Cet indicateur (l’investissement) est quasiment revenu au degré zéro, le chômage, des diplômés notamment, est en progression constante dans un pays transformé en immense souk. Reste à espérer que les belles déclarations de Karim Djoudi, ministre des Finances, qui compte ainsi «asseoir notre développement» soient réellement suivies d’effet.Le gouvernement annonce aussi vouloir lutter, à travers la loi de finance complémentaire 2009, contre la fraude, l’évasion fiscale et la contrefaçon. Diable ! Un refrain fort bien connu des Algériens, tout comme celui de la chasse à la corruption, repris d’ailleurs par le président de la République. Nul n’y croit vraiment.
Et pour cause, les opérateurs de l’économie informelle baignent dans un marigot qui leur sied à merveille.
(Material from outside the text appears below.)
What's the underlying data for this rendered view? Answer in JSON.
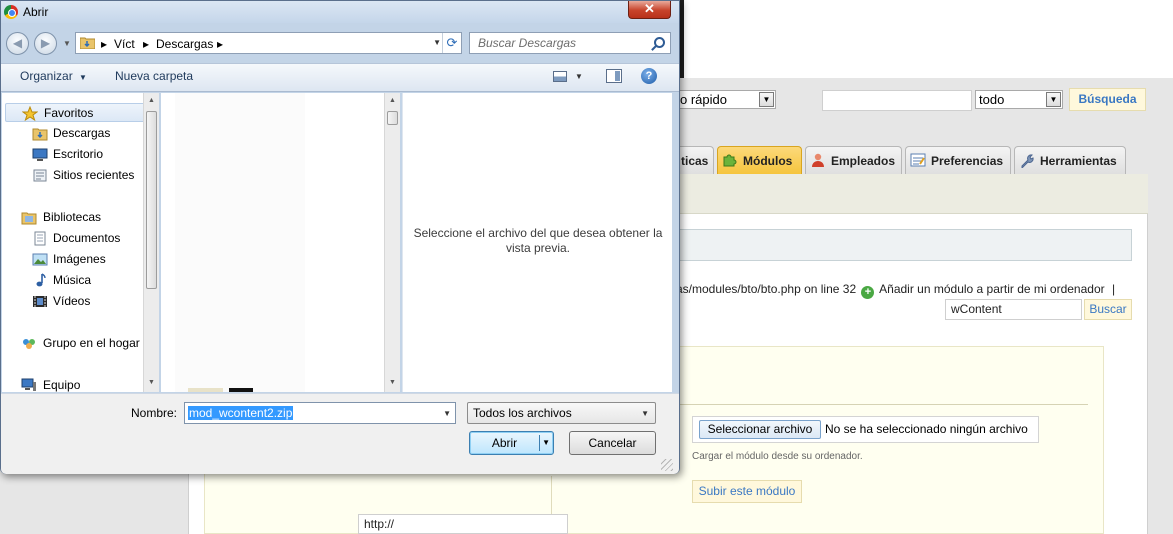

L’argent en liquide y coule à flot, le chèque, qui peut laisser des traces, existe pour la forme, le travail au noir est devenu monnaie courante, les combines fiscales et la fuite des capitaux une activité très répandue dans ce petit monde des grosses affaires, dont les ramifications prospèrent jusque dans les rouages de l’Etat.
Dans un tel conteste, les mesures en question, fussent-elles officialisées par loi de finances, sont un prêche dans le désert qui doit tout au plus amuser les nouveaux milliardaires.
Pour transformer les choses et remettre l’économie à l’endroit, il faut plus que ce «chuchotement». Il faut la volonté politique de mener une véritable campagne d’assainissement de l’économie nationale. De déclarer la guerre à l’économie de bazar qui enfonce tant d’Algériens dans la mouise.